If Jesus Christ “sheds light on the meaning of life and the death of every human being,” we can see in that light both how blood demands repayment and how Jesus has forever done the re paying with his death. In Evangelium Vitae, John Paul II holds to a delicate line. This is not necessarily a full-blown Anselmian theory of atonement, but it is at least a recognition that two elements in the Cain and Abel story are vital for Christians: the genuine truth that spilled blood calls for justice, and the refusal to demand that this blood-debt be paid with yet more blood.
That's good. This consistent-life ethic Anabaptist/Episcopalian says "amen". Bottum begins his final paragraph by listing the young women killed by Michael Ross:
Dzung Ngoc Tu, Tammy Williams, Paula Perrera, Debra Smith Taylor, Robin Stavinsky, Leslie Shelley, April Brunais, Wendy Baribeault: These were real people, girls and young women raped and killed, and their blood cries out from the ground. But high justice for their deaths—the story of the killer killed, the narrative we want to give us closure—is something we cannot permit the State of Connecticut to wield.

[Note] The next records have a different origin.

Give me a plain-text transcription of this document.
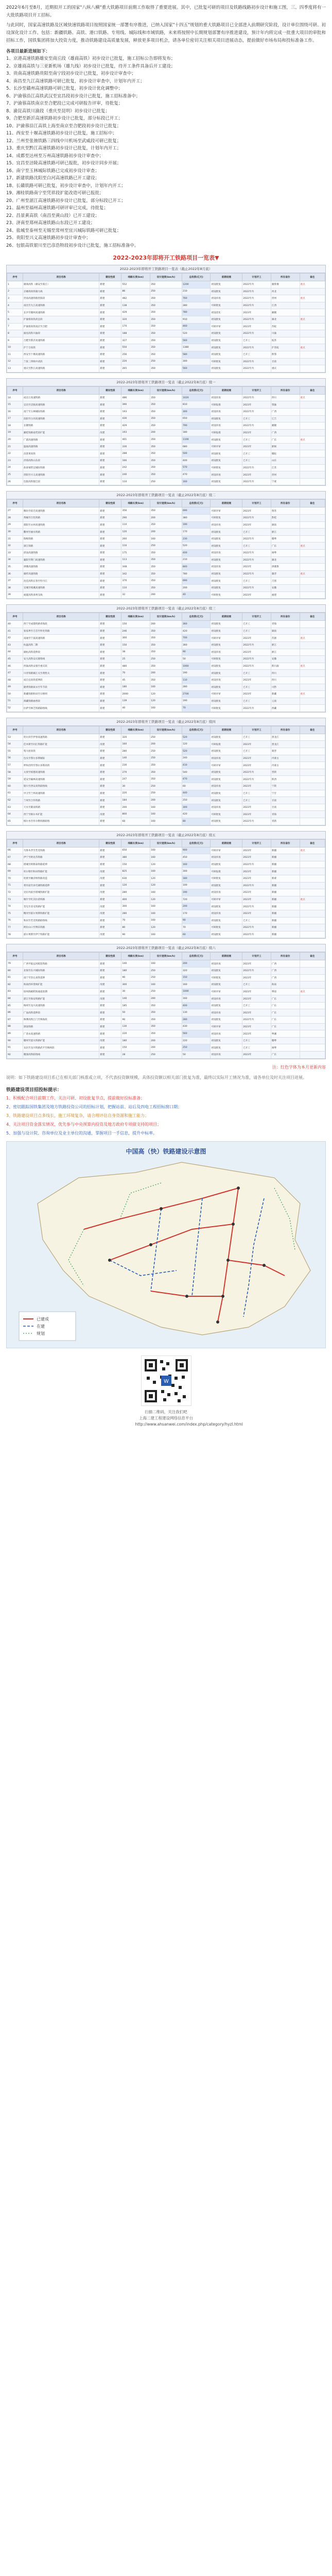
2022年6月至8月，近期拟开工的国家"八纵八横"重大铁路项目前期工作取得了重要进展。其中，已批复可研的项目及铁路线路初步设计和施工图，三、四季度将有一大批铁路项目开工招标。

与此同时，国家高速铁路及区域快速铁路项目按照国家统一部署有序推进，已纳入国家"十四五"规划的重大铁路项目已全部进入前期研究阶段，设计单位围绕可研、初设深化设计工作。包括：新疆铁路、高铁、港口铁路、专用线、城际线和市域铁路，未来将按照中长期规划部署有序推进建设，预计年内将完成一批重大项目的审批和招标工作，国铁集团将加大投资力度，推动铁路建设高质量发展，释放更多项目机会，请各单位密切关注相关项目进展动态，提前做好市场布局和投标准备工作。

各项目最新进展如下：
1、京港高速铁路雄安至商丘段（雄商高铁）初步设计已批复，施工招标公告即将发布；
2、京雄商高铁与三亚新机场（雄九线）初步设计已批复，待开工条件具备后开工建设；
3、贵南高速铁路贵阳至南宁段初步设计已批复，初步设计审查中；
4、南昌至九江高速铁路可研已批复，初步设计审查中，计划年内开工；
5、长沙至赣州高速铁路可研已批复，初步设计优化调整中；
6、沪渝蓉沿江高铁武汉至宜昌段初步设计已批复，施工招标准备中；
7、沪渝蓉高铁南京至合肥段已完成可研报告评审，待批复；
8、渝昆高铁川渝段（重庆至昆明）初步设计已批复；
9、合肥至新沂高速铁路初步设计已批复，部分标段已开工；
10、沪渝蓉沿江高铁上海至南京至合肥段初步设计已批复；
11、西安至十堰高速铁路初步设计已批复，施工招标中；
12、兰州至张掖铁路三四线中川机场至武威段可研已批复；
13、重庆至黔江高速铁路初步设计已批复，计划年内开工；
14、成都至达州至万州高速铁路初步设计审查中；
15、宜昌至涪陵高速铁路可研已报批，初步设计同步开展；
16、南宁至玉林城际铁路已完成初步设计审查；
17、新建铁路沈阳至白河高速铁路已开工建设；
18、长赣铁路可研已批复，初步设计审查中，计划年内开工；
19、湘桂铁路南宁至凭祥段扩能改造可研已报批；
20、广州至湛江高速铁路初步设计已批复，部分标段已开工；
21、温州至福州高速铁路可研评审已完成，待批复；
22、昌景黄高铁（南昌至黄山段）已开工建设；
23、济南至郑州高速铁路山东段已开工建设；
24、盐城至泰州至无锡至常州至宜兴城际铁路可研已批复；
25、贵阳至兴义高速铁路初步设计审查中；
26、包银高铁银川至巴彦浩特段初步设计已批复，施工招标准备中。
2022-2023年即将开工铁路项目一览表▼
2022-2023年即将开工铁路项目一览表（截止2022年8月底）
序号	项目名称	建设性质	线路长度(km)	设计速度(km/h)	总投资(亿元)	前期进展	计划开工	所在省份	备注
1	雄商高铁（雄安至商丘）	新建	552	350	1200	初设批复	2022年内	冀鲁豫	重点
2	京雄商高铁雄九线	新建	86	250	210	初设批复	2022年内	河北	
3	贵南高速铁路贵阳段	新建	482	350	760	初设审查	2022年内	贵州	重点
4	南昌至九江高速铁路	新建	138	350	280	可研批复	2022年内	江西	
5	长沙至赣州高速铁路	新建	429	350	780	初设优化	2023年	湘赣	
6	沪渝蓉高铁武宜段	新建	320	350	910	初设批复	2022年内	湖北	重点
7	沪渝蓉高铁南京至合肥	新建	170	350	460	可研评审	2023年	苏皖	
8	渝昆高铁川渝段	新建	188	350	520	初设批复	2022年内	川渝	
9	合肥至新沂高速铁路	新建	327	350	560	初设批复	已开工	皖苏	
10	沪宁合高铁	新建	550	350	1380	初设批复	2022年内	沪苏皖	重点
11	西安至十堰高速铁路	新建	256	350	580	初设批复	已开工	陕鄂	
12	兰张三四线中武段	新建	220	250	300	可研批复	2022年内	甘肃	
13	重庆至黔江高速铁路	新建	265	350	560	初设批复	2022年内	重庆	
2022-2023年即将开工铁路项目一览表（截止2022年8月底）续一
序号	项目名称	建设性质	线路长度(km)	设计速度(km/h)	总投资(亿元)	前期进展	计划开工	所在省份	备注
14	成达万高速铁路	新建	486	350	1020	初设审查	2022年内	四川	重点
15	宜昌至涪陵高速铁路	新建	390	350	810	可研报批	2023年	鄂渝	
16	南宁至玉林城际铁路	新建	193	350	300	初设审查	2022年内	广西	
17	沈阳至白河高速铁路	新建	430	350	650	初设批复	已开工	辽吉	
18	长赣铁路	新建	429	350	790	初设审查	2022年内	湘赣	
19	湘桂铁路南凭段扩能	改建	193	200	180	可研报批	2023年	广西	
20	广湛高速铁路	新建	401	350	1100	初设批复	已开工	广东	重点
21	温福高速铁路	新建	330	350	680	可研评审	2023年	浙闽	
22	昌景黄高铁	新建	288	350	500	初设批复	已开工	赣皖	
23	济郑高铁山东段	新建	166	350	400	初设批复	已开工	山东	
24	盐泰锡常宜城际铁路	新建	242	350	570	可研批复	2022年内	江苏	
25	贵阳至兴义高速铁路	新建	240	350	470	初设审查	2023年	贵州	
26	包银高铁银巴段	新建	110	250	160	初设批复	2022年内	宁蒙	
2022-2023年即将开工铁路项目一览表（截止2022年8月底）续二
序号	项目名称	建设性质	线路长度(km)	设计速度(km/h)	总投资(亿元)	前期进展	计划开工	所在省份	备注
27	潍坊至宿迁高速铁路	新建	356	350	690	可研评审	2023年	鲁苏	
28	黄桶至百色铁路	新建	290	200	380	可研批复	2022年内	黔桂	
29	邵阳至永州高速铁路	新建	110	350	190	初设审查	2023年	湖南	
30	衢州至丽水铁路	新建	120	200	170	初设批复	已开工	浙江	
31	瑞梅铁路	新建	260	160	230	初设批复	2022年内	赣粤	
32	深江铁路	新建	116	250	520	初设批复	已开工	广东	重点
33	漳汕高速铁路	新建	175	350	400	初设审查	2022年内	闽粤	
34	襄阳至荆门高速铁路	新建	113	350	210	初设批复	2022年内	湖北	
35	津潍高速铁路	新建	348	350	840	初设审查	2023年	津冀鲁	
36	雄忻高速铁路	新建	342	350	780	初设批复	2022年内	冀晋	重点
37	沈佳高铁长春至牡丹江	新建	370	350	690	初设批复	已开工	吉黑	
38	宣城至绩溪高速铁路	新建	110	350	200	初设批复	2022年内	安徽	
39	福厦高铁漳州支线	新建	32	200	40	可研批复	2023年	福建	
2022-2023年即将开工铁路项目一览表（截止2022年8月底）续三
序号	项目名称	建设性质	线路长度(km)	设计速度(km/h)	总投资(亿元)	前期进展	计划开工	所在省份	备注
40	西宁至成都铁路青海段	新建	150	200	360	初设批复	已开工	青海	
41	张家界至吉首至怀化铁路	新建	246	350	420	初设批复	已开工	湖南	
42	南通至宁波高速铁路	新建	300	350	700	可研评审	2023年	苏浙	重点
43	杭温高铁二期	新建	150	350	360	初设批复	2022年内	浙江	
44	湖杭高铁延伸段	新建	38	350	90	初设审查	2023年	浙江	
45	安九高铁安庆联络线	新建	25	250	50	可研批复	2022年内	安徽	
46	西渝高铁安康至重庆段	新建	480	350	1060	初设批复	2022年内	陕川渝	重点
47	川青铁路镇江关至黄胜关	新建	70	200	190	初设批复	已开工	四川	
48	成自宜高铁延伸段	新建	45	350	110	初设审查	2023年	四川	
49	隆黄铁路叙永至毕节段	新建	180	160	280	初设批复	已开工	川黔	
50	新藏铁路和田至日喀则	新建	2000	120	2700	可研评审	2023年	新藏	重点
51	滇藏铁路丽香段	新建	139	120	190	初设批复	已开工	云南	
52	拉萨至林芝铁路联络线	新建	40	160	70	可研批复	2022年内	西藏	
2022-2023年即将开工铁路项目一览表（截止2022年8月底）续四
序号	项目名称	建设性质	线路长度(km)	设计速度(km/h)	总投资(亿元)	前期进展	计划开工	所在省份	备注
53	哈尔滨至伊春高速铁路	新建	320	250	520	初设批复	已开工	黑龙江	
54	佳木斯至同江铁路扩能	改建	160	200	120	可研报批	2023年	黑龙江	
55	集大原高铁	新建	280	250	520	初设批复	已开工	蒙晋	
56	包头至鄂尔多斯城际	新建	140	250	240	初设审查	2023年	内蒙古	
57	呼和浩特至鄂尔多斯高铁	新建	230	350	410	可研评审	2023年	内蒙古	
58	太原至绥德高速铁路	新建	270	350	540	初设批复	2022年内	晋陕	
59	延安至榆林高速铁路	新建	247	350	470	初设批复	2022年内	陕西	
60	银川至西安高铁联络线	新建	30	250	60	初设审查	2023年	宁陕	
61	中卫至兰州高速铁路	新建	220	250	440	初设批复	已开工	宁甘	
62	兰州至合作铁路	新建	184	200	250	初设批复	已开工	甘肃	
63	天水至陇南铁路	新建	200	160	300	初设审查	2023年	甘肃	
64	西宁至格尔木扩能	改建	800	160	420	可研批复	2023年	青海	
65	格尔木至库尔勒铁路联络	新建	60	160	80	初设批复	2022年内	青新	
2022-2023年即将开工铁路项目一览表（截止2022年8月底）续五
序号	项目名称	建设性质	线路长度(km)	设计速度(km/h)	总投资(亿元)	前期进展	计划开工	所在省份	备注
66	乌鲁木齐至若羌铁路	新建	650	160	900	可研评审	2023年	新疆	重点
67	伊宁至阿克苏铁路	新建	380	160	450	初设审查	2023年	新疆	
68	塔城至阿勒泰铁路延伸	新建	150	120	160	初设批复	2022年内	新疆	
69	库尔勒至和田铁路扩能	改建	825	160	300	可研报批	2023年	新疆	
70	哈密至额济纳铁路改造	改建	630	120	180	可研批复	2023年	新蒙	
71	将军庙至淖毛湖铁路延伸	新建	120	120	100	初设批复	2022年内	新疆	
72	克拉玛依至塔城铁路扩能	改建	280	160	190	初设审查	2023年	新疆	
73	喀什至红其拉甫铁路	新建	400	120	720	可研评审	2023年	新疆	重点
74	奎屯至北屯铁路扩能	改建	300	160	200	初设批复	2022年内	新疆	
75	精河至霍尔果斯铁路扩能	改建	280	160	170	初设审查	2023年	新疆	
76	和田至若羌铁路联络线	新建	70	160	90	初设批复	已开工	新疆	
77	阿拉山口至博乐铁路	新建	80	120	70	可研批复	2022年内	新疆	
78	霍尔果斯至伊宁铁路扩能	改建	90	160	60	初设批复	2022年内	新疆	
2022-2023年即将开工铁路项目一览表（截止2022年8月底）续六
序号	项目名称	建设性质	线路长度(km)	设计速度(km/h)	总投资(亿元)	前期进展	计划开工	所在省份	备注
79	广西平陆运河配套铁路	新建	140	160	200	初设审查	2023年	广西	
80	北海至东兴城际铁路	新建	180	250	320	初设批复	2022年内	广西	
81	南宁至崇左高铁延伸	新建	90	250	150	可研批复	2023年	广西	
82	海南西环货线扩能	改建	300	160	160	初设批复	已开工	海南	
83	琼州海峡跨海通道前期	新建	30	250	1000	可研评审	2023年	粤琼	重点
84	湛江至海安铁路扩能	改建	140	200	160	初设审查	2023年	广东	
85	梅州至龙川高速铁路	新建	185	350	400	初设批复	已开工	广东	
86	广汕高铁延伸段	新建	50	350	130	初设审查	2023年	广东	
87	珠肇高铁江门至珠海段	新建	90	350	280	初设批复	2022年内	广东	
88	深汕铁路	新建	130	350	430	可研评审	2023年	广东	
89	广清永高速铁路	新建	220	350	560	初设审查	2023年	粤湘	
90	赣州至韶关铁路扩能	改建	180	200	220	初设批复	已开工	赣粤	
91	龙岩至龙川铁路武平至梅州段	新建	150	200	250	初设批复	已开工	闽粤	
92	赣深高铁联络线	新建	28	250	50	初设审查	2023年	广东	
注：红色字体为本月更新内容
说明：如下铁路建设项目系已在相关部门核准或立项，不代表投资额规模，具体投资额以相关部门批复为准，最终以实际开工情况为准，请各单位及时关注项目进展。
铁路建设项目招投标提示：

1、积极配合项目前期工作，关注可研、初设批复节点，提前做好投标准备；

2、密切跟踪国铁集团及地方铁路投资公司的招标计划，把握站前、站后及四电工程招标窗口期；

3、铁路建设项目点多线长，施工环境复杂，请合理评估自身资源和施工能力；

4、关注项目资金落实情况，优先参与中央预算内投资及地方政府专项债支持的项目；

5、加强与设计院、咨询单位及业主单位的沟通，掌握项目一手信息，提升中标率。

中国高（快）铁路建设示意图
已建成
在建
规划
W
扫描二维码，关注我们吧
上海二建工程建设网络信息平台
http://www.ahsanwei.com/index.php/category/hyzl.html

Bold emphasis is mine. If Bottum is willing to write such a strongly anti-capital punishment piece -- in his capacity as the editor of this flagship journal of Catholic conservatives -- we just might be growing closer and closer to seeing the ethic of consistent life embraced by those on the so-called religious right. I am very pleased.

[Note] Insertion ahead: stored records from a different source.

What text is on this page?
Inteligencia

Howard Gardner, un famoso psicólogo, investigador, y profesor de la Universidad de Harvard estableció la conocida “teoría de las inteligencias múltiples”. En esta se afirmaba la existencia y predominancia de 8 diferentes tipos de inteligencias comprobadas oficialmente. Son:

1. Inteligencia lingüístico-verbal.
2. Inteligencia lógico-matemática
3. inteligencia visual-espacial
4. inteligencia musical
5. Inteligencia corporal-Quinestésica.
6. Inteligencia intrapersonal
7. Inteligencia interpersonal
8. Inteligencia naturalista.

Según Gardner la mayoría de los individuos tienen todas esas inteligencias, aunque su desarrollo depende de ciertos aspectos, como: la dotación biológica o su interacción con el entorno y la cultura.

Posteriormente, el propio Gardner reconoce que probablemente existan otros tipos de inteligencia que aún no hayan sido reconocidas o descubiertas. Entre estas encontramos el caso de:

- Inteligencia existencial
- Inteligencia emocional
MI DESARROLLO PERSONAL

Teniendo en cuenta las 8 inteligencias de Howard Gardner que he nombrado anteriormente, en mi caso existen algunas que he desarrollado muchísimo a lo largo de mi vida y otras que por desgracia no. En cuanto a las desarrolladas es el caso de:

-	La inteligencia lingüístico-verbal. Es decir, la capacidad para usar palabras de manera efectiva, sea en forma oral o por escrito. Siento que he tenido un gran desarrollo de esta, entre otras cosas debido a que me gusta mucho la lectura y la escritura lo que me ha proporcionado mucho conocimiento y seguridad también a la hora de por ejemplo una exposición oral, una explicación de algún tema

I believe that Fr. Neuhaus has said that he is not in favor of the death penalty either, though FT has certainly not made a major issue of it. The Bottum article was good though. Now if they would only see reason on the Iraq war! (Though in fairness, they have run articles by Rowan Williams, Stanley Hauerwas, and Paul Griffiths questioning various aspects of the war on terror - sorry, global struggle against violent extremism!)
Posted by: Lee | July 28, 2005 at 12:26 PM
I think a lot of about how more blood in the ground further "pollutes" it. . .kind of a communal thing, more for our own good that we not shed more blood.
and I think a lot about CSI and how you can find blood in the ground, or grout or white-washed well. the science puts another layer on it.